Présentement, l'unité résout seulement quelques affaires de meurtre chaque année, mais la SQ espère que ce taux de réussite augmentera considérablement avec les nouveaux effectifs. Selon la lieutenante Martine Asselin, porte-parole de la SQ, les enquêteurs sont constamment sollicités par de nouvelles affaires criminelles et ils n'ont pas toujours le temps de rouvrir d'anciens dossiers.

Mme Asselin admet que c'est l'affaire de la petite Cédrika Provencher, à Trois-Rivières en 2007, qui a précipité l'ajout d'employés se consacrant exclusivement aux crimes non résolus - même si cette enquête est toujours en cours.
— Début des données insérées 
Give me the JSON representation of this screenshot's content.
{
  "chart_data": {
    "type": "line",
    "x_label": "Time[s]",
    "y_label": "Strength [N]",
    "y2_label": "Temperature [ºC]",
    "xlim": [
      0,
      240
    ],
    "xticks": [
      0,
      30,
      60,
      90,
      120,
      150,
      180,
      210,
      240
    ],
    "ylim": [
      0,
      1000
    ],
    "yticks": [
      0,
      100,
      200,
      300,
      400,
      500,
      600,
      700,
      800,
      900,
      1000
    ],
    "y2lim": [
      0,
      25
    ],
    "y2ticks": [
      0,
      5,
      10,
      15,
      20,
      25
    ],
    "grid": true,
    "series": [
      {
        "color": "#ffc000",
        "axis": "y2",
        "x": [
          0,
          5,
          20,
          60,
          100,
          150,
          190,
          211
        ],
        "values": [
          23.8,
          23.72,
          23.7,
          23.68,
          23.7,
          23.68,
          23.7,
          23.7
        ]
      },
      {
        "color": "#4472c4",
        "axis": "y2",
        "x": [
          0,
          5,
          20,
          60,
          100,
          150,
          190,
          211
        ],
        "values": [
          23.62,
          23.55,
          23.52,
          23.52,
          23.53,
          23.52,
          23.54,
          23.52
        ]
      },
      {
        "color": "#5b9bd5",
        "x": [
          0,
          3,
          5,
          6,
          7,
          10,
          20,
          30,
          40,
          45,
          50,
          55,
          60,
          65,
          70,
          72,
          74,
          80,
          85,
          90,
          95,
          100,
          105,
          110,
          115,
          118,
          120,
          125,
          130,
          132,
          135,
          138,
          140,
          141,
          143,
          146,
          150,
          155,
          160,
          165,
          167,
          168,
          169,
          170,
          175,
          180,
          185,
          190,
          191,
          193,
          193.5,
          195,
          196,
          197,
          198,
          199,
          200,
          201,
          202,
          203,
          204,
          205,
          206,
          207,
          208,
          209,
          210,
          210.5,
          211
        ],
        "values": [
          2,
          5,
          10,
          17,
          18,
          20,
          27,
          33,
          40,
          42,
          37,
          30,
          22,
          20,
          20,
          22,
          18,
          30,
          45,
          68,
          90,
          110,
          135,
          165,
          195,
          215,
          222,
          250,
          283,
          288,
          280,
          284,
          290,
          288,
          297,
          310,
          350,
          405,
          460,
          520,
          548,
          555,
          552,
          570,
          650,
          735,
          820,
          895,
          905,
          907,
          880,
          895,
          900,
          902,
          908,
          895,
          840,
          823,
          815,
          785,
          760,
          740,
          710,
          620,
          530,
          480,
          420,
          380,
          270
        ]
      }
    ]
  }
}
Plusieurs centaines de dossiers en suspens

Le travail ne manquera certainement pas au sein de cette unité : on compte maintenant près de 750 dossiers de crimes non résolus, qui remontent parfois jusqu'à 1960, souligne Mme Asselin. À sa création en 2004, l'unité des crimes non résolus misait surtout sur les nouvelles techniques d'enquête, comme les profils d'ADN.

Selon la lieutenante Asselin, les enquêteurs constatent aussi que certains témoins ou informateurs ont davantage envie de parler à mesure que le temps passe. Si le suspect est proche de la victime, par exemple, ou si le crime a été commis dans une petite communauté, les témoins pouvaient ressentir à l'époque une certaine crainte, dit-elle.

« Vingt ans, 30 ans plus tard, certaines personnes sont décédées, on est peut-être déménagé, notre situation familiale peut avoir changé, puis là on est prêt aujourd'hui à en parler », explique-t-elle.

Par ailleurs, Mme Asselin croit que les médias sociaux pourraient aussi contribuer à résoudre certaines affaires criminelles. Grâce à ces nouveaux outils, « l'information circule beaucoup plus vite », rappelle la lieutenante.